In den USA erkranken mehr als sechsmal, in Deutschland fast fünfmal mehr Frauen an Brustkrebs als in Japan. Wenn Japanerinnen in die Vereinigten Staaten auswandern, ändert sich ihr niedriges Brustkrebsrisiko kaum. Das Risiko ihrer Töchter und noch mehr das ihrer Enkelinnen, an Brustkrebs zu erkranken, nähert sich jedoch dem hohen Brustkrebsrisiko amerikanischer Frauen an. In Europa findet man die meisten Brustkrebserkrankungen in den Niederlanden, in Dänemark, Finnland und Schweden. Deutschland nimmt im europäischen Vergleich einen mittleren Rang ein. Die niedrigsten Erkrankungsraten verzeichnen die südeuropäischen Länder Spanien, Griechenland und Portugal.
Eine einfache Erklärung gibt es für diese regionalen Unterschiede nicht. Forscher gehen davon aus, dass dies vor allem am höheren Alter bei der ersten Geburt, an Kinderlosigkeit, an früherer Menarche (Auftreten der ersten Regelblutung) oder späterer Menopause (physiologisches Aufhören der Menstruation) liegt.
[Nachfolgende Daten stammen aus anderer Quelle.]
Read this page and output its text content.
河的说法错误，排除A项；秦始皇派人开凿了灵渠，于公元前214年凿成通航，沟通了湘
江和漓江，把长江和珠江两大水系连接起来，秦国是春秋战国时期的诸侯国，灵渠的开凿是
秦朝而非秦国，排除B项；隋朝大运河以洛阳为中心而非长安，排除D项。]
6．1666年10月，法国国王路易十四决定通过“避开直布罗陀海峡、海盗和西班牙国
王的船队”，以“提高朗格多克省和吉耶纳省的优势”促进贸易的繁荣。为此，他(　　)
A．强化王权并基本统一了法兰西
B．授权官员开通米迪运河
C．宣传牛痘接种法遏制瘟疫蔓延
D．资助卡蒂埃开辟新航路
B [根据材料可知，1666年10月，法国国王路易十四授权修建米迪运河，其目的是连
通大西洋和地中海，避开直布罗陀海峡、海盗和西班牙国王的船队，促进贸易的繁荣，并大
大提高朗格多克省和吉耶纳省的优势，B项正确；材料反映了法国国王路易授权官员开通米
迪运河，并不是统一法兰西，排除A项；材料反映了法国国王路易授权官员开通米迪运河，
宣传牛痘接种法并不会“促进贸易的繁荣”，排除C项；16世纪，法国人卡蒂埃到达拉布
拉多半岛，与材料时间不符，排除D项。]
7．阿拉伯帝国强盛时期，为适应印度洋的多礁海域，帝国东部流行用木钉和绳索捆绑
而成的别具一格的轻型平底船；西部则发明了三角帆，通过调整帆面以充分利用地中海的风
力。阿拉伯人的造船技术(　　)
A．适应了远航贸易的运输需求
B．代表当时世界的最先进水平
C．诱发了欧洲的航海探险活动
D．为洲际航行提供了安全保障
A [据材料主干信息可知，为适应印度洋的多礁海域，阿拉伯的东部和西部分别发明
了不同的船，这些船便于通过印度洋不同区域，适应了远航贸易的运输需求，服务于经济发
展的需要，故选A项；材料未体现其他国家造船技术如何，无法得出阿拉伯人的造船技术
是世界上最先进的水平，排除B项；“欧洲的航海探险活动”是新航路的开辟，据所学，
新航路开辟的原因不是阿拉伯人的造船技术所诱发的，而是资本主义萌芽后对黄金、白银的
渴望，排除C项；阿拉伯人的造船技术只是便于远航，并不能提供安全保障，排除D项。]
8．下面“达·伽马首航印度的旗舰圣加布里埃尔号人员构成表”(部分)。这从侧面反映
In verschiedenen Studien beobachteten die Wissenschaftler auch einen Zusammenhang mit Ernährungsgewohnheiten – insbesondere kalorienreiche Ernährung – und hoher Alkoholkonsum.
Früherkennung
Die Vorsorgeuntersuchung der Brust durch einen Arzt ist Bestandteil der gesetzlichen Krebsvorsorge ab dem 30. Lebensjahr. Die Kassen übernehmen die Kosten für die jährliche Brustkrebsvorsorge.
Die Mammographie (eine Röntgenuntersuchung der weiblichen Brust) ist der wesentliche Bestandteil der Früherkennung und Grundlage des bevölkerungsbezogenen Brustkrebs-Screening.
Die Mammographie ist die wichtigste Untersuchung, die zur Abklärung einer fraglichen Veränderung der Brust eingesetzt wird. Ergänzend zur Mammographie kann eine Ultraschalluntersuchung sinnvoll sein. Die endgültige Diagnose lässt sich allerdings nicht durch diese bildgebenden Verfahren stellen. Dies ist nur durch die Untersuchung von Gewebeproben (Biopsie) aus den verdächtigen Bezirken möglich.
Auch die Aggressivität des Tumors oder Hormon-Bindungsstellen können im Biopsiematerial untersucht werden. Beides hat Einfluss auf die Therapie. Zudem wird die Gewebeprobe auf die so genannten HER2(human epidermal growth receptor 2)-Rezeptoren - Bindungsstellen für Wachstumsfaktoren - untersucht.
Je mehr solcher HER2-Rezeptoren eine Brustzelle produziert, desto mehr Wachstumssignale bekommt sie. Sie teilt sich immer wieder, der Tumor wächst.
Bei etwa 25 - 30 Prozent aller Frauen mit Brustkrebs kann man ein vermehrtes Vorkommen von HER2 auf den Brustkrebszellen feststellen. Es hat sich gezeigt, dass das vermehrte Vorhandensein von HER2-Rezeptoren oft mit einem ungünstigeren, aggressiveren Verlauf einhergeht. In diesen Fällen kann es sinnvoll sein, die HER2-Rezeptoren mit einem Antikörper zu blockieren und damit den Wachstumsreiz zu nehmen.